ISSN 1470-3947 (print) | ISSN 1479-6848 (online)

Endocrine Abstracts (2018) 58 P049 | DOI: 10.1530/endoabs.58.P049

Use of diluted insulin in the management of very young children with type 1 diabetes: case report and literature review

A Emile J Hendriks1,2, Ross L Ewen1, Yoke Sin Hoh2, Nazia Bhatti2, Rachel M Williams2 & Ajay Thankamony2


1Department of Paediatrics, University of Cambridge, Cambridge, UK; 2The Weston Centre, Department of Paediatric and Adolescent Diabetes and Endocrinology, Cambridge University Hospitals NHS Foundation Trust, Cambridge, UK.


Introduction: The management of type 1 diabetes (T1D) in young children can be extremely challenging due to high insulin sensitivity, unpredictable eating and activity and difficulty recognizing symptoms of hypoglycaemia. Continuous subcutaneous insulin infusion (CSII) therapy is beneficial in managing young children, however the small insulin doses required challenge the accuracy of standard concentration (100 IU/ml) CSII.

Case report and literature review: A 15-month-old, previously healthy boy was admitted with the diagnosis of diabetic ketoacidosis in new T1D after presenting with a 7-day history of polyuria, polydipsia, lethargy, vomiting and increased work of breathing. Due to oscillating consciousness and refractory tachycardia he was transferred to a paediatric intensive care unit where he was treated for severe shock and cerebral oedema. During his admission he developed increasing abdominal distension and he was diagnosed with extensive bowel necrosis. Subtotal colectomy was performed and total parenteral nutrition started.
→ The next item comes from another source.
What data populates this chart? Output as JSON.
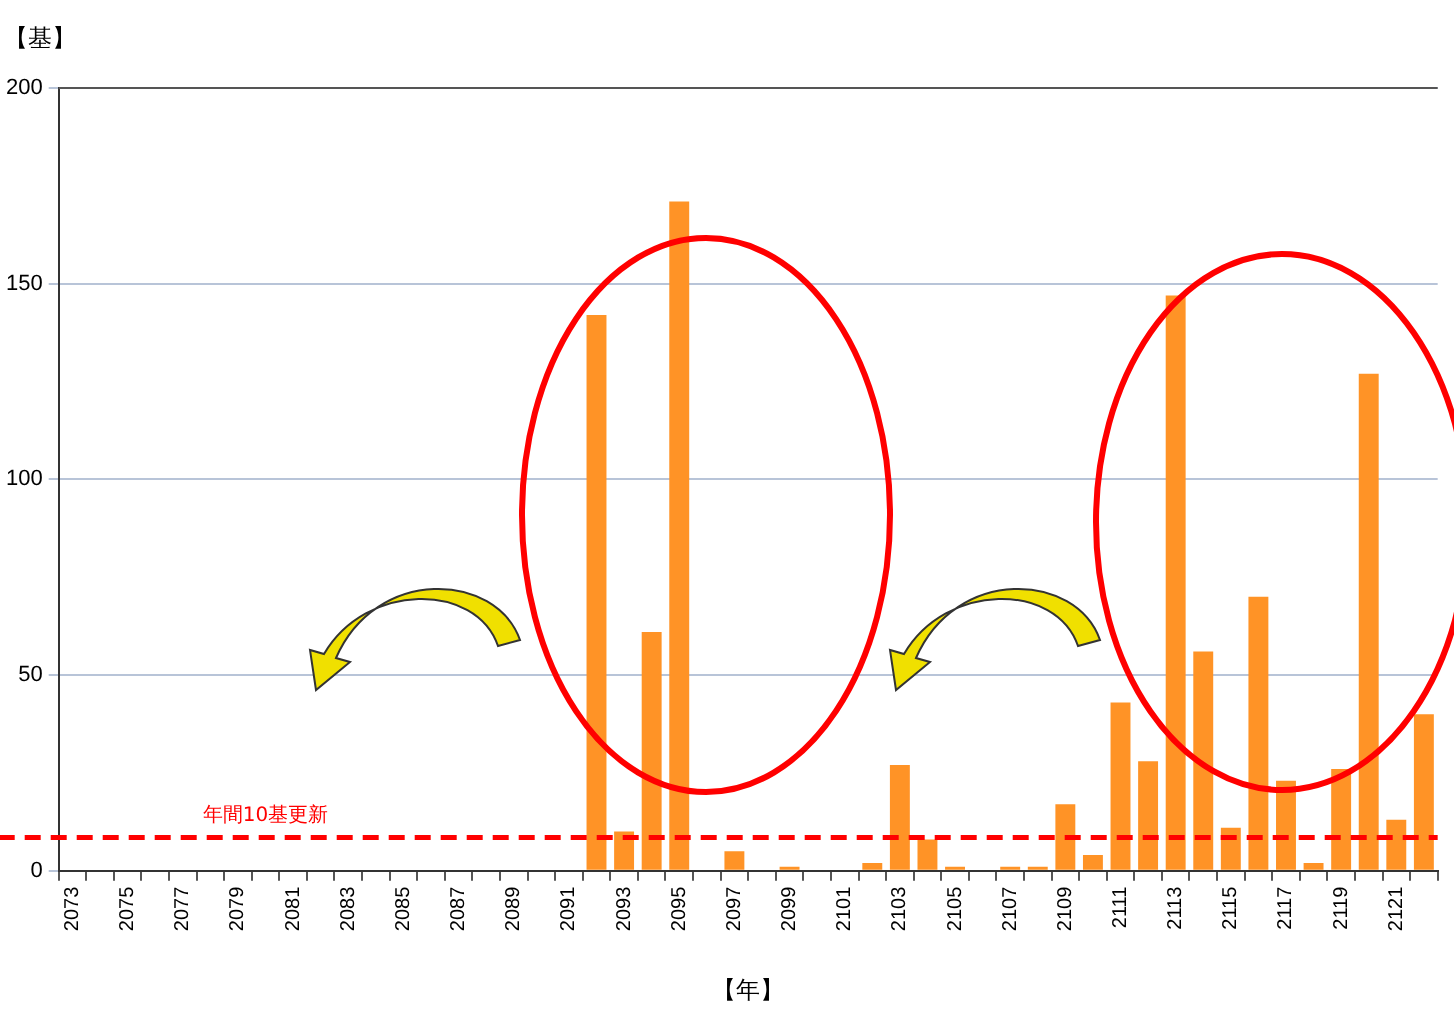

Twenty-seven days into his admission sensor-augmented CSII was started and based on his low insulin requirements the following calculations were made: 3.5 IU/day at 0.025 IU per mini-bolus (lowest rate) =1 bolus every 10 minutes. We believed this would be insufficient to achieve good glycaemic control and we turned to the literature for support. A study by Borot (J Diabetes Sci Technol. 2014) reports increased rates of flow errors and significant occlusion detection delays with low infusion rates. A study by Elleri (BMJ Open Diabetes Res Care 2014) showed a tendency towards reduced hypoglycemia and reduced glucose variability using diluted insulin. Finally, the study by Ruan (Diabetologia 2015) concluded that diluting insulin does not change its pharmacokinetics and may result in less variable absorption. The decision was made to start our patient on diluted insulin 10 IU/ml using diluting medium for insulin aspart (Novo Nordisk A/S). Good glycaemic control (HbA1c 47 mmol/mol) was achieved despite multiple challenges in his slow transition from parenteral to enteral nutrition.

Conclusion: Very young children with low insulin requirements challenge the accuracy of standard concentration CSII which may be overcome by diluting insulin. This report adds our experience to the limited evidence on using diluted insulin.